There seems to be a pattern with love letters wherein ornaments of the sky are used. Virginia Woolf asks Vita Sackville West to think of her whenever the stars dartle, in a spectacular display of what it means to always think of one another:

“So goodnight: and watch the stars from your tower and when one dartles, that’s me.” 

– Virginia Woolf to Vita Sackville West, 1939. 

Maybe I’m just a fan of simplicity, but I thoroughly enjoy the straightforward approach Woolf has for West. She is brashly honest in her hopes, what she wants is clear. She wants to be sought, thought of, seen. Oh, how to be seen was difficult for queer people! Everywhere but nowhere, to find a place in the muddle of it all, well, you can see clear as day that Woolf doesn’t want to be forgotten, but rather, remembered, savoured. Even so, Virginia is also writing to remind Vita of who she is: “a bright and constant star,” as Vita had put it:

“Please, in all the muddle of life, continue to be a bright and constant star. Just a few things remain as beacons: poetry, and you, and solitude.”

– Vita Sackville West to Virginia Woolf, 1926. 


Virginia’s ability to remember over a decade later, words from Vita, astounds me. To collect the words of a lover in your head so much that references become constant, one becomes the star, the other the astronomer. One watches the sky, the other is watched, and desired. And to imagine that in the insanity of time, Vita finds herself at peace alone, alone with poetry, or with her lover, it is a testament to the realms where love was allowed. Only in solitude did Vita feel herself for the most part, she implies, and to so readily express that to someone, to trust so readily, it is a trust that we all wish for. 

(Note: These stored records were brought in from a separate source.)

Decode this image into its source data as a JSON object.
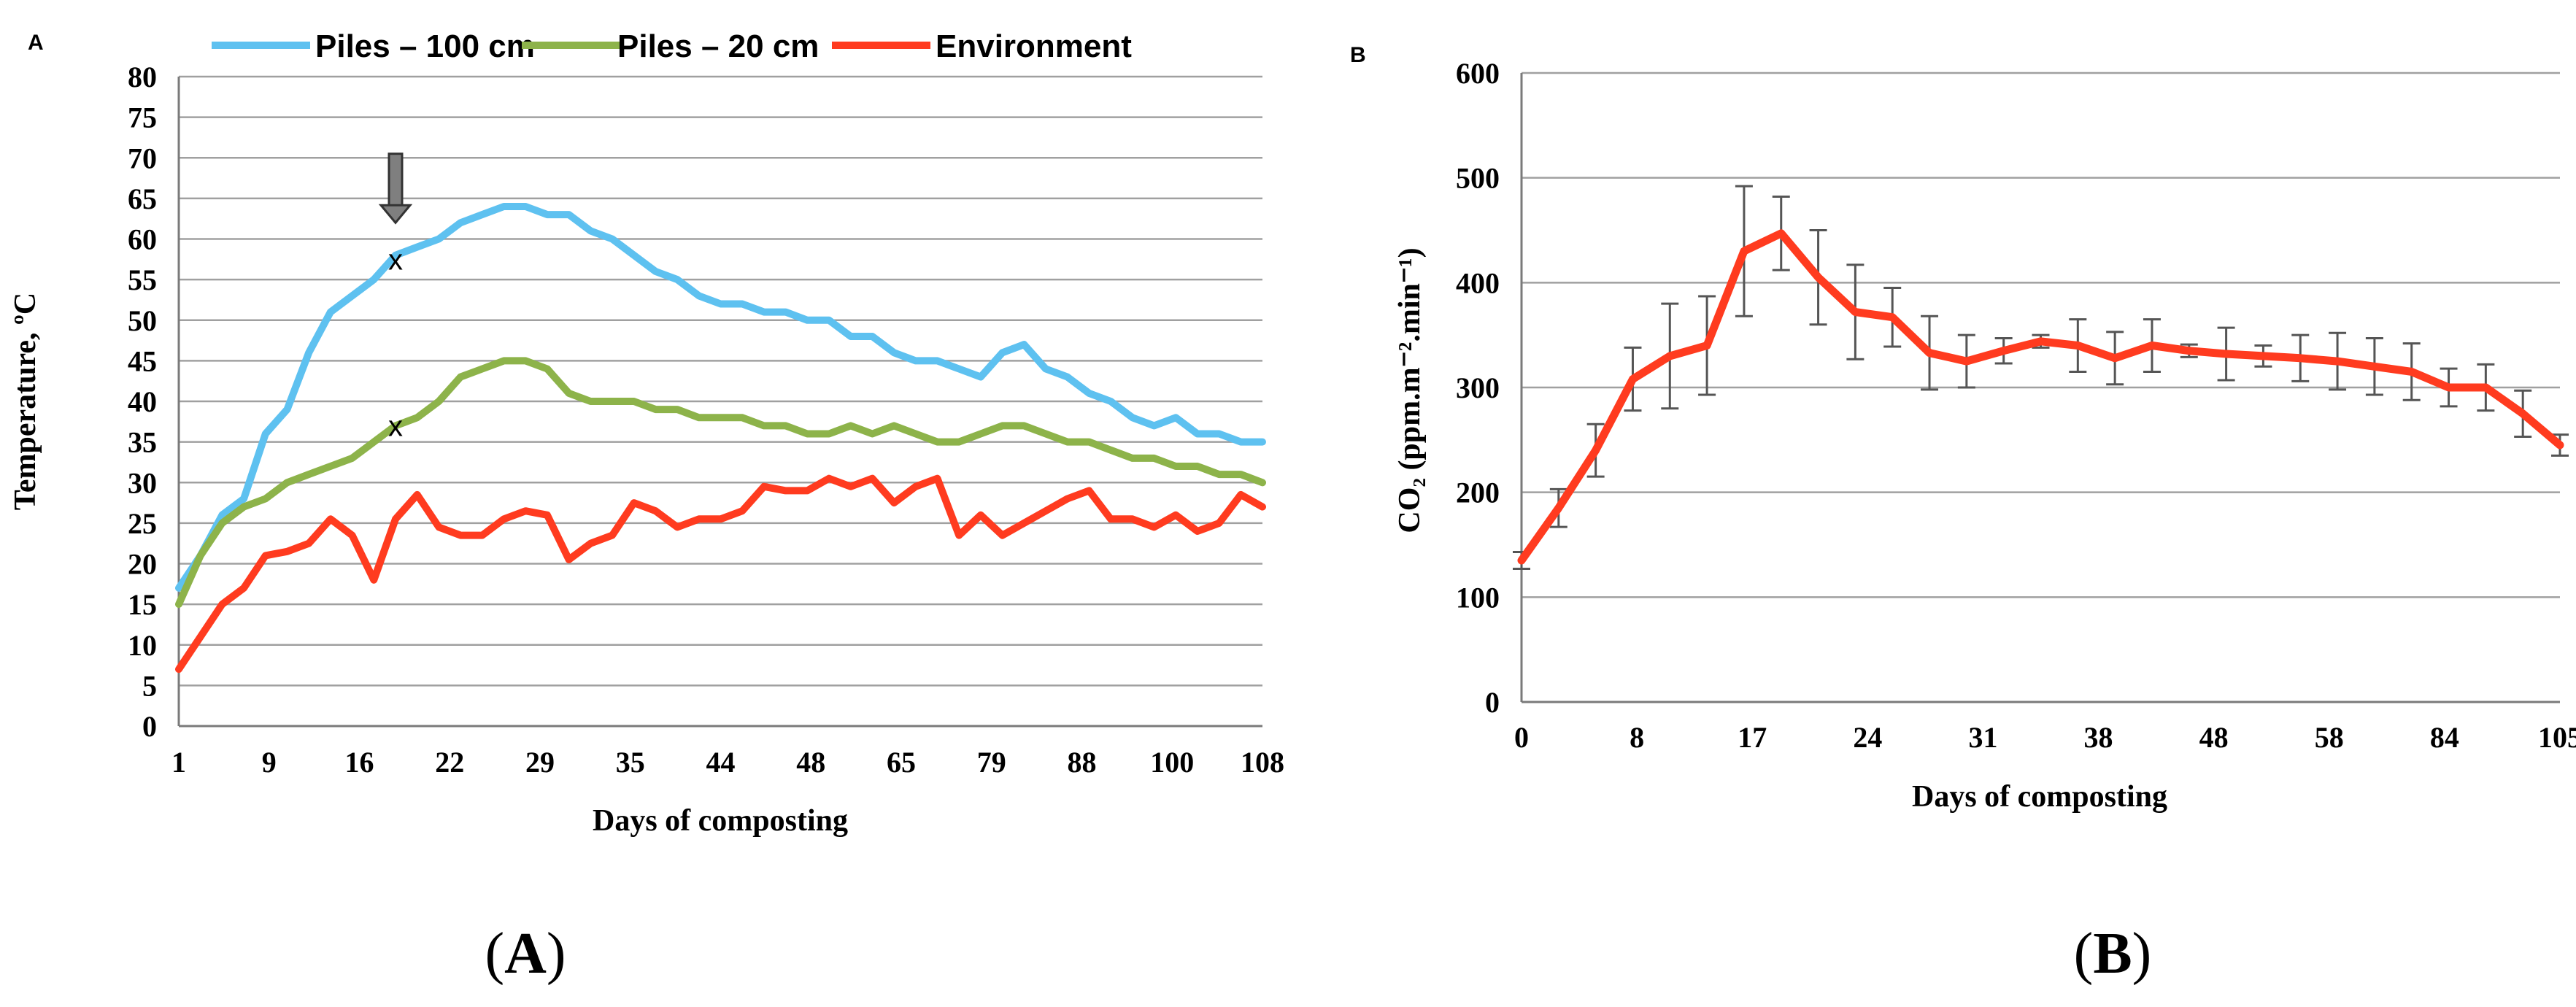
{
  "chart_data": [
    {
      "type": "line",
      "panel_letter": "A",
      "xlabel": "Days of composting",
      "ylabel": "Temperature, ºC",
      "x_tick_labels": [
        "1",
        "9",
        "16",
        "22",
        "29",
        "35",
        "44",
        "48",
        "65",
        "79",
        "88",
        "100",
        "108"
      ],
      "ylim": [
        0,
        80
      ],
      "y_ticks": [
        0,
        5,
        10,
        15,
        20,
        25,
        30,
        35,
        40,
        45,
        50,
        55,
        60,
        65,
        70,
        75,
        80
      ],
      "grid": true,
      "legend_position": "top",
      "colors": {
        "Piles – 100 cm": "#5ec1f0",
        "Piles – 20 cm": "#8db34a",
        "Environment": "#ff3b1f"
      },
      "series": [
        {
          "name": "Piles – 100 cm",
          "values": [
            17,
            21,
            26,
            28,
            36,
            39,
            46,
            51,
            53,
            55,
            58,
            59,
            60,
            62,
            63,
            64,
            64,
            63,
            63,
            61,
            60,
            58,
            56,
            55,
            53,
            52,
            52,
            51,
            51,
            50,
            50,
            48,
            48,
            46,
            45,
            45,
            44,
            43,
            46,
            47,
            44,
            43,
            41,
            40,
            38,
            37,
            38,
            36,
            36,
            35,
            35
          ]
        },
        {
          "name": "Piles – 20 cm",
          "values": [
            15,
            21,
            25,
            27,
            28,
            30,
            31,
            32,
            33,
            35,
            37,
            38,
            40,
            43,
            44,
            45,
            45,
            44,
            41,
            40,
            40,
            40,
            39,
            39,
            38,
            38,
            38,
            37,
            37,
            36,
            36,
            37,
            36,
            37,
            36,
            35,
            35,
            36,
            37,
            37,
            36,
            35,
            35,
            34,
            33,
            33,
            32,
            32,
            31,
            31,
            30
          ]
        },
        {
          "name": "Environment",
          "values": [
            7,
            11,
            15,
            17,
            21,
            21.5,
            22.5,
            25.5,
            23.5,
            18,
            25.5,
            28.5,
            24.5,
            23.5,
            23.5,
            25.5,
            26.5,
            26,
            20.5,
            22.5,
            23.5,
            27.5,
            26.5,
            24.5,
            25.5,
            25.5,
            26.5,
            29.5,
            29,
            29,
            30.5,
            29.5,
            30.5,
            27.5,
            29.5,
            30.5,
            23.5,
            26,
            23.5,
            25,
            26.5,
            28,
            29,
            25.5,
            25.5,
            24.5,
            26,
            24,
            25,
            28.5,
            27
          ]
        }
      ],
      "annotations": [
        {
          "label": "x",
          "x_index": 10,
          "y": 57.5,
          "series": "Piles – 100 cm"
        },
        {
          "label": "x",
          "x_index": 10,
          "y": 37,
          "series": "Piles – 20 cm"
        },
        {
          "label": "arrow",
          "x_index": 10,
          "y_from": 70.5,
          "y_to": 62
        }
      ]
    },
    {
      "type": "line",
      "panel_letter": "B",
      "xlabel": "Days of composting",
      "ylabel": "CO₂ (ppm.m⁻².min⁻¹)",
      "x_tick_labels": [
        "0",
        "8",
        "17",
        "24",
        "31",
        "38",
        "48",
        "58",
        "84",
        "105"
      ],
      "ylim": [
        0,
        600
      ],
      "y_ticks": [
        0,
        100,
        200,
        300,
        400,
        500,
        600
      ],
      "grid": true,
      "colors": {
        "line": "#ff3b1f",
        "error_bars": "#555555"
      },
      "series": [
        {
          "name": "",
          "values": [
            135,
            185,
            240,
            308,
            330,
            340,
            430,
            447,
            405,
            372,
            367,
            333,
            325,
            335,
            344,
            340,
            328,
            340,
            335,
            332,
            330,
            328,
            325,
            320,
            315,
            300,
            300,
            275,
            245
          ],
          "errors": [
            8,
            18,
            25,
            30,
            50,
            47,
            62,
            35,
            45,
            45,
            28,
            35,
            25,
            12,
            6,
            25,
            25,
            25,
            6,
            25,
            10,
            22,
            27,
            27,
            27,
            18,
            22,
            22,
            10
          ]
        }
      ]
    }
  ],
  "captions": {
    "left": "A",
    "right": "B"
  }
}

To remember, as Virginia has, being called a star, much as Wilfred Owen had to Siegfried, tells us just how lasting these words are. These love letters are reminders that photos could hang on walls, but the letters were so ingrained, so lasting, so much more than a speciality, that the impact they create on each person's heart is as great as the comets they write of. 

Essentially, when I write of these letters, it’s to remind everyone that what they were writing was simple: it was to those they adored, in one of the only ways they felt safe. The expression has changed vastly since then, and continues to, of course, but to compare someone to the sky, meteors, the entire world, your solace, that is a passion once felt in private, and now can be revealed to the world. Love has changed, and we must always change with it.